Lapsis Movie Review
Written by Joel Harley
Released by Signature Entertainment
Written and directed by Noah Hutton
2020, 108 minutes, Not Yet Rated
Grimmfest Northern Premiere on 29th May 2021
Starring:
Dean Imperial as Ray
Madeline Wise as Anna
Babe Howard as Jamie
Ivory Aquino as Jo
Review:
The economy has gone to shit, everyone is poor, and healthcare is prohibitively expensive. With no money to be made working the 9-5, the workers hustle for crappy side-gigs and menial (but relatively well paid!) work under big tech firms. But, penalised for taking pee breaks and constantly at threat of losing the job to automatons, this isn’t a sure thing either. Meanwhile, Noah Hutton’s Lapsis is a movie about a guy (Dean Imperial) who manages to secure a cabling job with big corporation CBLR. Quitting his low-paid job as an airport worker, Ray heads out to a remote woodland to lay lengths of cable for The Man.
Cabling, when it’s at home: plugging long lengths of cable into giant magnetic cubes, out in the middle of nowhere.

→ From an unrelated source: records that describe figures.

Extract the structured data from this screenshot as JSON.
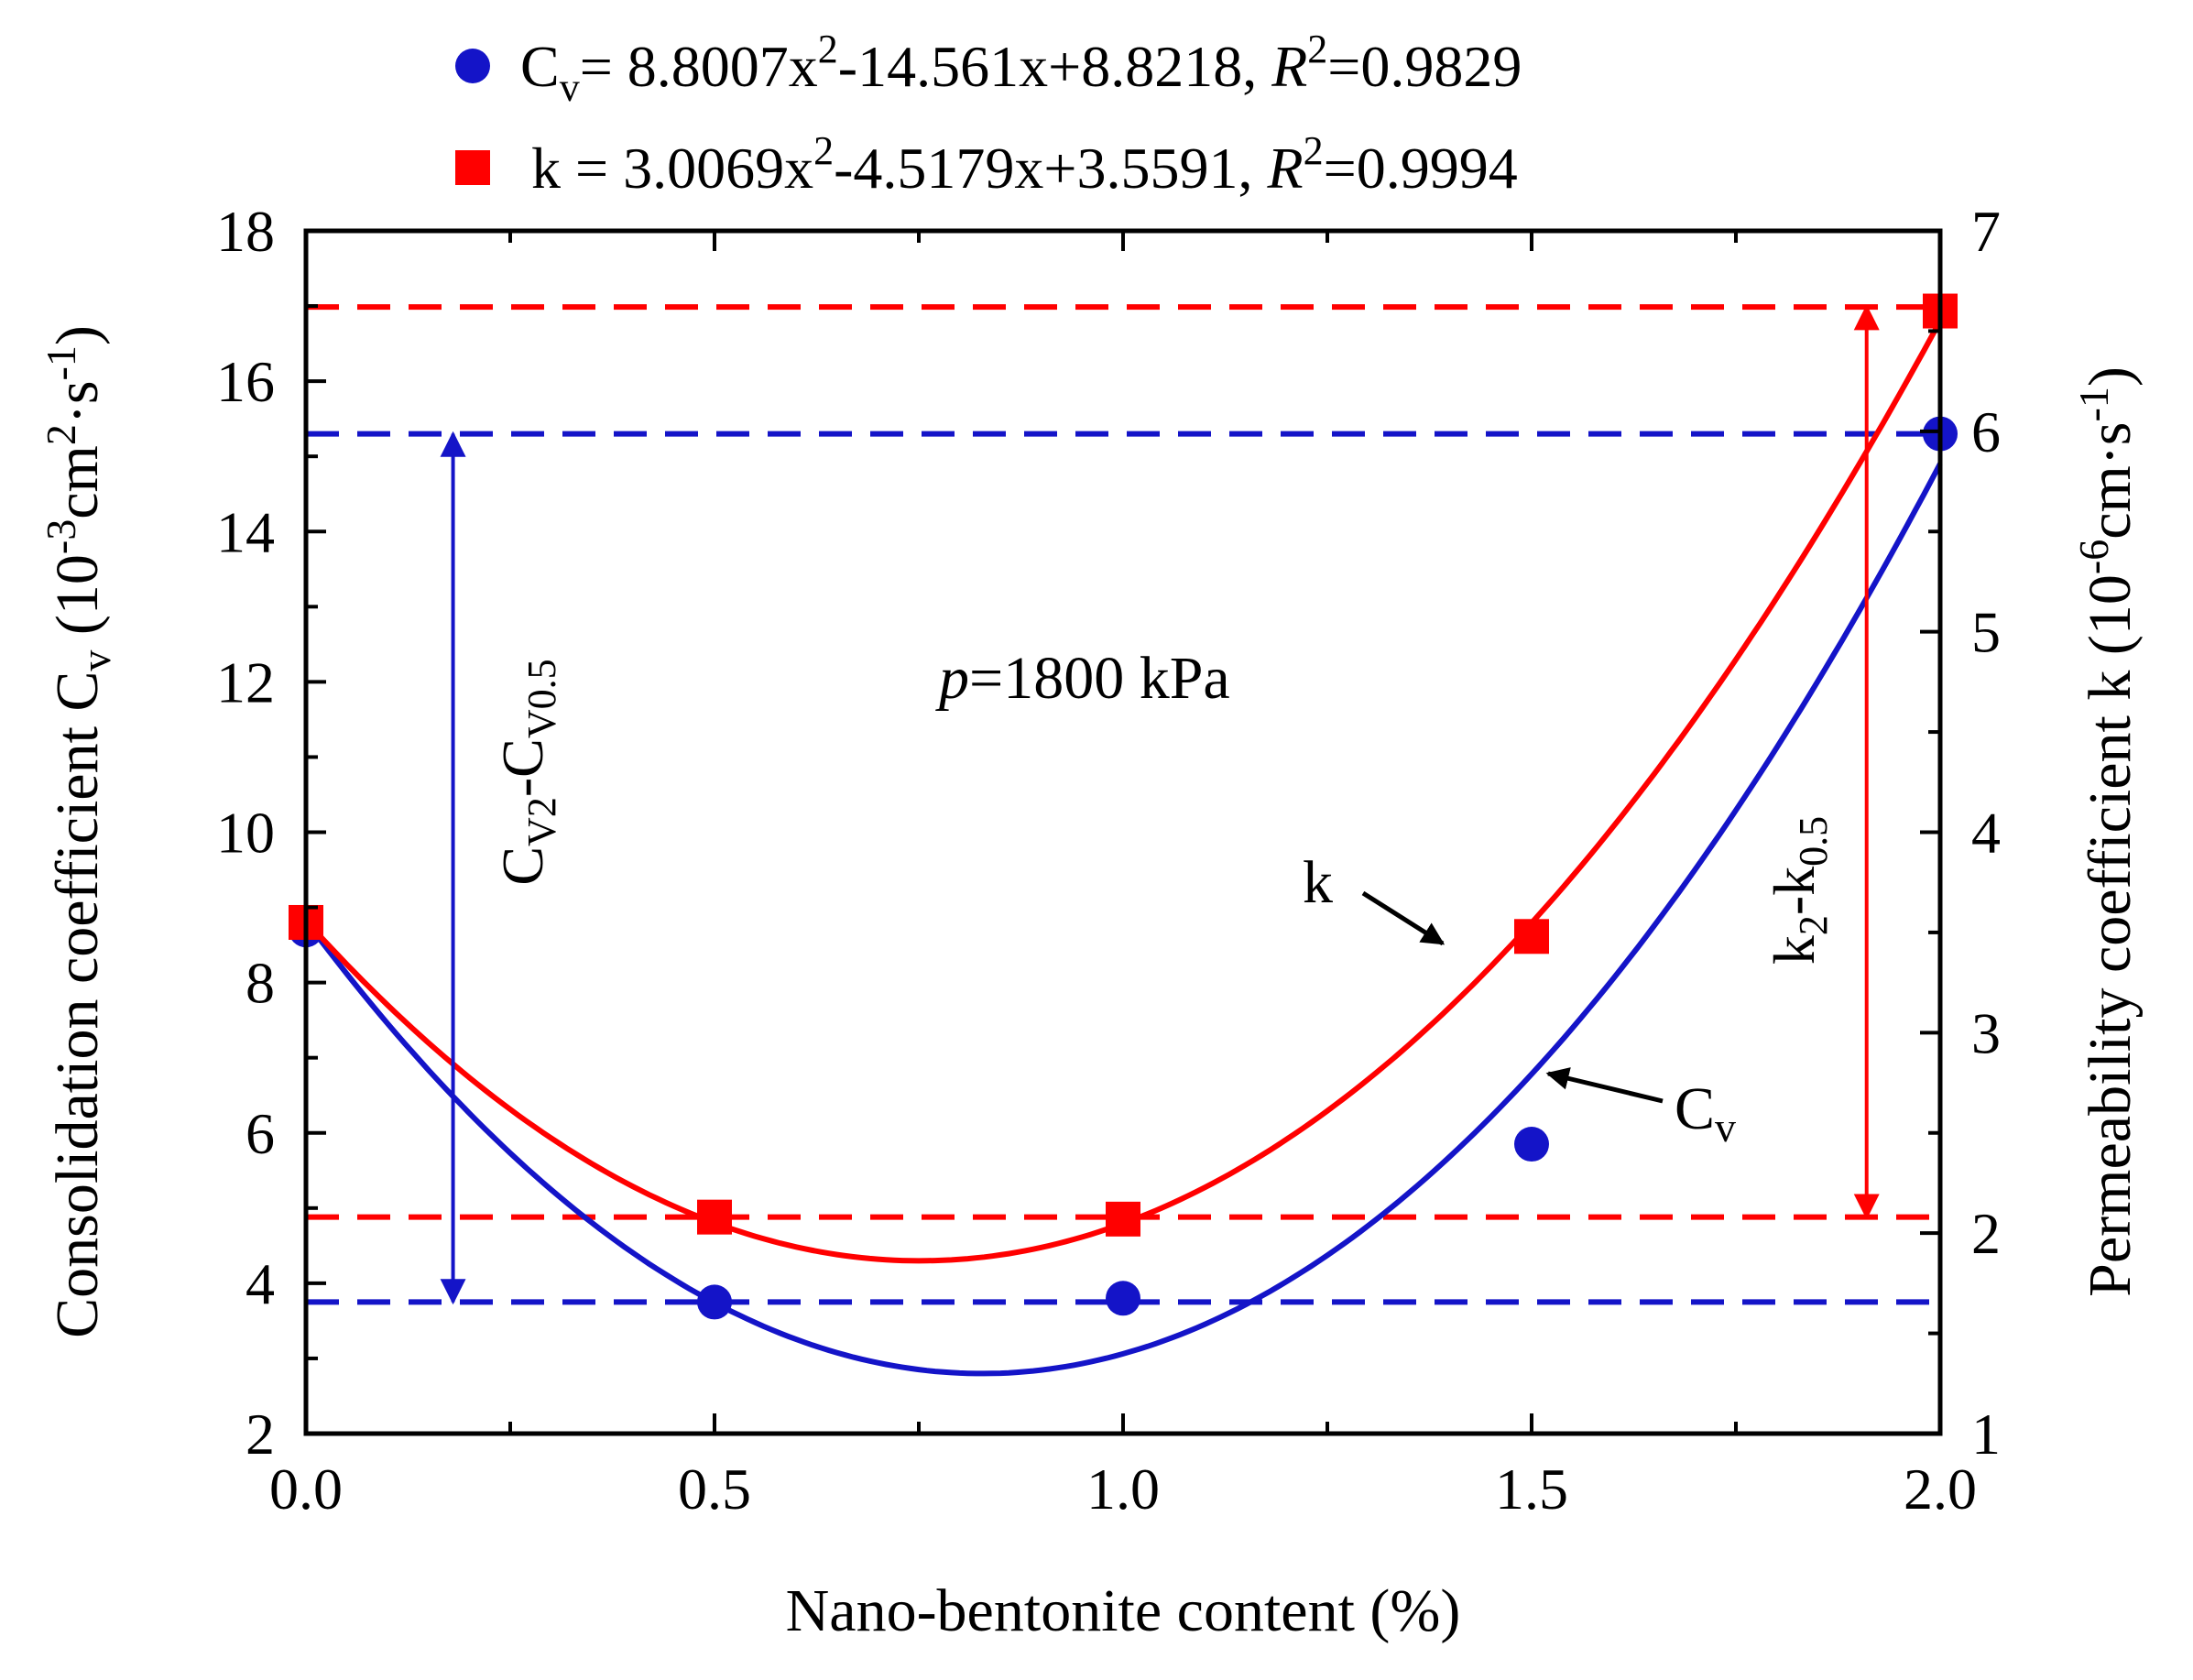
{
  "chart_data": {
    "type": "scatter",
    "title": "",
    "xlabel": "Nano-bentonite content (%)",
    "ylabel_left": {
      "main": "Consolidation coefficient C",
      "sub": "v",
      "unit_a": " (10",
      "unit_a_sup": "-3",
      "unit_b": "cm",
      "unit_b_sup": "2",
      "unit_c": "·s",
      "unit_c_sup": "-1",
      "unit_d": ")"
    },
    "ylabel_right": {
      "main": "Permeability coefficient k (10",
      "sup1": "-6",
      "mid": "cm·s",
      "sup2": "-1",
      "end": ")"
    },
    "xlim": [
      0.0,
      2.0
    ],
    "ylim_left": [
      2,
      18
    ],
    "ylim_right": [
      1,
      7
    ],
    "xticks": [
      "0.0",
      "0.5",
      "1.0",
      "1.5",
      "2.0"
    ],
    "yticks_left": [
      "2",
      "4",
      "6",
      "8",
      "10",
      "12",
      "14",
      "16",
      "18"
    ],
    "yticks_right": [
      "1",
      "2",
      "3",
      "4",
      "5",
      "6",
      "7"
    ],
    "x": [
      0.0,
      0.5,
      1.0,
      1.5,
      2.0
    ],
    "series": [
      {
        "name": "Cv",
        "axis": "left",
        "marker": "circle",
        "color": "#1414c8",
        "values": [
          8.7,
          3.75,
          3.8,
          5.85,
          15.3
        ],
        "fit": {
          "a": 8.8007,
          "b": -14.561,
          "c": 8.8218
        }
      },
      {
        "name": "k",
        "axis": "right",
        "marker": "square",
        "color": "#ff0000",
        "values": [
          3.55,
          2.08,
          2.07,
          3.48,
          6.6
        ],
        "fit": {
          "a": 3.0069,
          "b": -4.5179,
          "c": 3.5591
        }
      }
    ],
    "reference_lines": [
      {
        "axis": "left",
        "value": 15.3,
        "color": "#1414c8"
      },
      {
        "axis": "left",
        "value": 3.75,
        "color": "#1414c8"
      },
      {
        "axis": "right",
        "value": 6.62,
        "color": "#ff0000"
      },
      {
        "axis": "right",
        "value": 2.08,
        "color": "#ff0000"
      }
    ],
    "double_arrows": [
      {
        "axis": "left",
        "x": 0.18,
        "from": 3.75,
        "to": 15.3,
        "color": "#1414c8"
      },
      {
        "axis": "right",
        "x": 1.91,
        "from": 2.08,
        "to": 6.62,
        "color": "#ff0000"
      }
    ],
    "legend": {
      "placement": "top",
      "cv": {
        "lhs": "C",
        "lhs_sub": "v",
        "eq1": "= 8.8007x",
        "sup": "2",
        "eq2": "-14.561x+8.8218, ",
        "r": "R",
        "r_sup": "2",
        "r_val": "=0.9829"
      },
      "k": {
        "eq1": "k = 3.0069x",
        "sup": "2",
        "eq2": "-4.5179x+3.5591, ",
        "r": "R",
        "r_sup": "2",
        "r_val": "=0.9994"
      }
    },
    "annotations": {
      "pressure": {
        "p": "p",
        "rest": "=1800 kPa"
      },
      "k_label": "k",
      "cv_label": {
        "main": "C",
        "sub": "v"
      },
      "cv_diff": {
        "c1": "C",
        "s1": "V2",
        "dash": "-",
        "c2": "C",
        "s2": "V0.5"
      },
      "k_diff": {
        "k1": "k",
        "s1": "2",
        "dash": "-",
        "k2": "k",
        "s2": "0.5"
      }
    }
  }
}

Technophobe Ray isn’t sure how any of this works, having inherited his GPS system slash tablet (or ‘medallion’, as it’s called here) from the mysterious ‘Lapsis Beeftech.’ And, with it, Lapsis’s company balance and advanced (better paid) workload. This adds an element of mystery to the story, which is otherwise about a guy just wandering around in the woods, trying to lay a cable (not a euphemism for taking a dump or boning, which shouldn’t be done on company time). Pursued by an automated cabler constantly threatening to steal the job out from under him, it’s like a more sedate version of the Black Mirror episode Metalhead.
The world of Lapsis is more than just plausible – at times, it’s barely distinguishable from our own. No Blade Runner or Mega City One this, it’s more Office Space than Space Odyssey. The story unfolds at its own pace, letting Ray and the viewer gently acclimatise to his first day on the job. The lack of flashy visuals is friendly on the low budget, and allows Hutton to concentrate on his characters and their world. There is an uprising to be fought against the machines, but don’t expect to see much more than you did in that one scene in Office Space, when they wrecked the printer. Don’t let the robots and the dystopian overlords confuse you, this is a sci-fi film about… unionizing.

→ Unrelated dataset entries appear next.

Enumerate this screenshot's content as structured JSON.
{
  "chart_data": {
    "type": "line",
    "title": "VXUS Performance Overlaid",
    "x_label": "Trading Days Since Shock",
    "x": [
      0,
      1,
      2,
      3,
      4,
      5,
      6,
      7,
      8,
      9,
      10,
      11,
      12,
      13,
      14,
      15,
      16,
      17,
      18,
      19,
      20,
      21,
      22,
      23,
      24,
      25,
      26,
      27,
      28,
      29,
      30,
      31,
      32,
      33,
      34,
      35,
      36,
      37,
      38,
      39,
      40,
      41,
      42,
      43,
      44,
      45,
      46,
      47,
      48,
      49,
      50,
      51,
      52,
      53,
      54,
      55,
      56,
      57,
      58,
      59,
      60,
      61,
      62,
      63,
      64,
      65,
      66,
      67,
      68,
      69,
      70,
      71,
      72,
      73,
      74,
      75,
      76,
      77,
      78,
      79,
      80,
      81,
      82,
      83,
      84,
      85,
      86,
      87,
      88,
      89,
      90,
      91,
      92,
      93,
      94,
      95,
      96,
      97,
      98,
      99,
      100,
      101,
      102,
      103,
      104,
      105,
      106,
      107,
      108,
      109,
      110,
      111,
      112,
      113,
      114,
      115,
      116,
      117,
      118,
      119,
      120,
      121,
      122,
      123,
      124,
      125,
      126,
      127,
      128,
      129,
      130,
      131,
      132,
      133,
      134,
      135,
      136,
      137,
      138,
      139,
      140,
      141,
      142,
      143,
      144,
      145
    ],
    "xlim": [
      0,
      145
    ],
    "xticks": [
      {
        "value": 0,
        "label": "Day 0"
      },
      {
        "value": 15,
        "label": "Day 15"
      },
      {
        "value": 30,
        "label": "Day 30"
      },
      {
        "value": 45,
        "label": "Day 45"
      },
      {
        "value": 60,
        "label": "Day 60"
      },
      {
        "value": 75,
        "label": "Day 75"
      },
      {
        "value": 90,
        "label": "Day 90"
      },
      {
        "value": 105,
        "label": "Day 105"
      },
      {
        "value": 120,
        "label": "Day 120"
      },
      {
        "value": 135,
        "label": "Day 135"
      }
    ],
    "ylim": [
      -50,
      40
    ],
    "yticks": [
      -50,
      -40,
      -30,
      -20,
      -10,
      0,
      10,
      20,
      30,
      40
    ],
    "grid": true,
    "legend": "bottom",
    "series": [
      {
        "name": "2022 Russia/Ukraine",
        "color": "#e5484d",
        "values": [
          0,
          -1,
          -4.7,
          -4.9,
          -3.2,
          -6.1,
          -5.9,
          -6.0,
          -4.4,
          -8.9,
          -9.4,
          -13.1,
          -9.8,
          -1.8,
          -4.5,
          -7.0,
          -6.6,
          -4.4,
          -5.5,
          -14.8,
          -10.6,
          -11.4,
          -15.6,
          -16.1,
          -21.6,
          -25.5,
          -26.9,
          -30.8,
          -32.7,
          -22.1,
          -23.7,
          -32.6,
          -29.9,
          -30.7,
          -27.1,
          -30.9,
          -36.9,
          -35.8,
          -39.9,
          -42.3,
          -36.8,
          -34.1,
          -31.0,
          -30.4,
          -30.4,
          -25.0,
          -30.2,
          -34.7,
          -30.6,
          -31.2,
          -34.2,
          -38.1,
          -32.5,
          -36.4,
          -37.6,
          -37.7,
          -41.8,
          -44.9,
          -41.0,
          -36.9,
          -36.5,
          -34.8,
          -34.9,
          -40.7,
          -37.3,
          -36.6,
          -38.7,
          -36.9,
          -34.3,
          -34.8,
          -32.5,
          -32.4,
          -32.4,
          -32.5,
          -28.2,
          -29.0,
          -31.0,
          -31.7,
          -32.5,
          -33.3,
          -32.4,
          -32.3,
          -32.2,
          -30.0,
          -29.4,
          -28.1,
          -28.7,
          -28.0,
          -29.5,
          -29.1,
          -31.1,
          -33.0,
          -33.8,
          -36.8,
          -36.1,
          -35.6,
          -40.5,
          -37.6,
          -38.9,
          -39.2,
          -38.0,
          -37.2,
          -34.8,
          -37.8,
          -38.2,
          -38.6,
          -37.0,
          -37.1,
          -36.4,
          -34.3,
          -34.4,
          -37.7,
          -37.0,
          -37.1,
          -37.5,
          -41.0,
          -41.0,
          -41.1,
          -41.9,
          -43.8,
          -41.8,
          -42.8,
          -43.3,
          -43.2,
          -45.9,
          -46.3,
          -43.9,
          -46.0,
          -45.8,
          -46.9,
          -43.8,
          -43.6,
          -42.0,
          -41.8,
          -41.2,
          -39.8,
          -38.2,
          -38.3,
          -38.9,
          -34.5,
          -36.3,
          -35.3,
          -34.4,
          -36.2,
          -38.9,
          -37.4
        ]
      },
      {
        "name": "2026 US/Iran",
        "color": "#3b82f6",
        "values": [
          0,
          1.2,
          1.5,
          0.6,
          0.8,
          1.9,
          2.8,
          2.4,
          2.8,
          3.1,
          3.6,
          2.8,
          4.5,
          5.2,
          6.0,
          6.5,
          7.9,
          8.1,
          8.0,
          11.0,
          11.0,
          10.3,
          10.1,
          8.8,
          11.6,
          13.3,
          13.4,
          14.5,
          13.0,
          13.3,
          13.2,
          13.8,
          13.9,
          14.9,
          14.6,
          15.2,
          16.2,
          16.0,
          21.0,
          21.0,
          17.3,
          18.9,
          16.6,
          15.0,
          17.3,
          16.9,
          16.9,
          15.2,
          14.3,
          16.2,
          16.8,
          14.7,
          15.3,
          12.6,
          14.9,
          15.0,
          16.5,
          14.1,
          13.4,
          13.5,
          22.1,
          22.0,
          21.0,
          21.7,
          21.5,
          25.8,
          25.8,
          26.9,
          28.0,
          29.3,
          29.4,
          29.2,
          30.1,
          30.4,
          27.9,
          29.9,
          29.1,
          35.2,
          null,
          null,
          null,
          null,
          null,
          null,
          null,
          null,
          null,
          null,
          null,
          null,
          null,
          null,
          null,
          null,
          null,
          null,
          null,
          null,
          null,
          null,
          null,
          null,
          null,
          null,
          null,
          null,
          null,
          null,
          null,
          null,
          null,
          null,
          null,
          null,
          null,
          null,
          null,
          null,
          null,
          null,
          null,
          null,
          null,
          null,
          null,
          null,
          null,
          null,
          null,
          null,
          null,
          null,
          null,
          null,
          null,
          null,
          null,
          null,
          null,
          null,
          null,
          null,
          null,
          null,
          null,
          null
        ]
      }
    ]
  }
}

As the everyday Joe Ray stumbling onto the key to worker’s rights, Imperial makes an engaging – if somewhat unconventional – lead. By depicting the big guy as a clueless technophobe, Hutton cannily avoids having to over-explain how any of this really works, while also leaving room for the worldbuilding to unfold in a natural manner. He’s joined by the more clued-in, rebellious Anna (Madeline Wise), who manages to move the story along without getting too bogged down in exposition.
Parallels to real-world corporations and working conditions are on-the-nose, but it works for the story. The film has plenty to be angry about, but lets itself play out gently, and in good nature. It briefly shows its teeth in a charged dialogue between Ray and Anna - where it confronts his privilige and the myth of pulling oneself out of poverty by the bootstraps - but the fangs quickly go back in.
The lack of momentum may infuriate some, as will the slow pace and lack of closure. The economy has gone to shit, everyone is poor, and healthcare is prohibitively expensive. Why aren’t we more angry about this? Lapsis is charming, laid-back escapism, but its dystopia is a walk in the park, and not a patch on the real thing. Anyway, Lapsis is available on Amazon right now.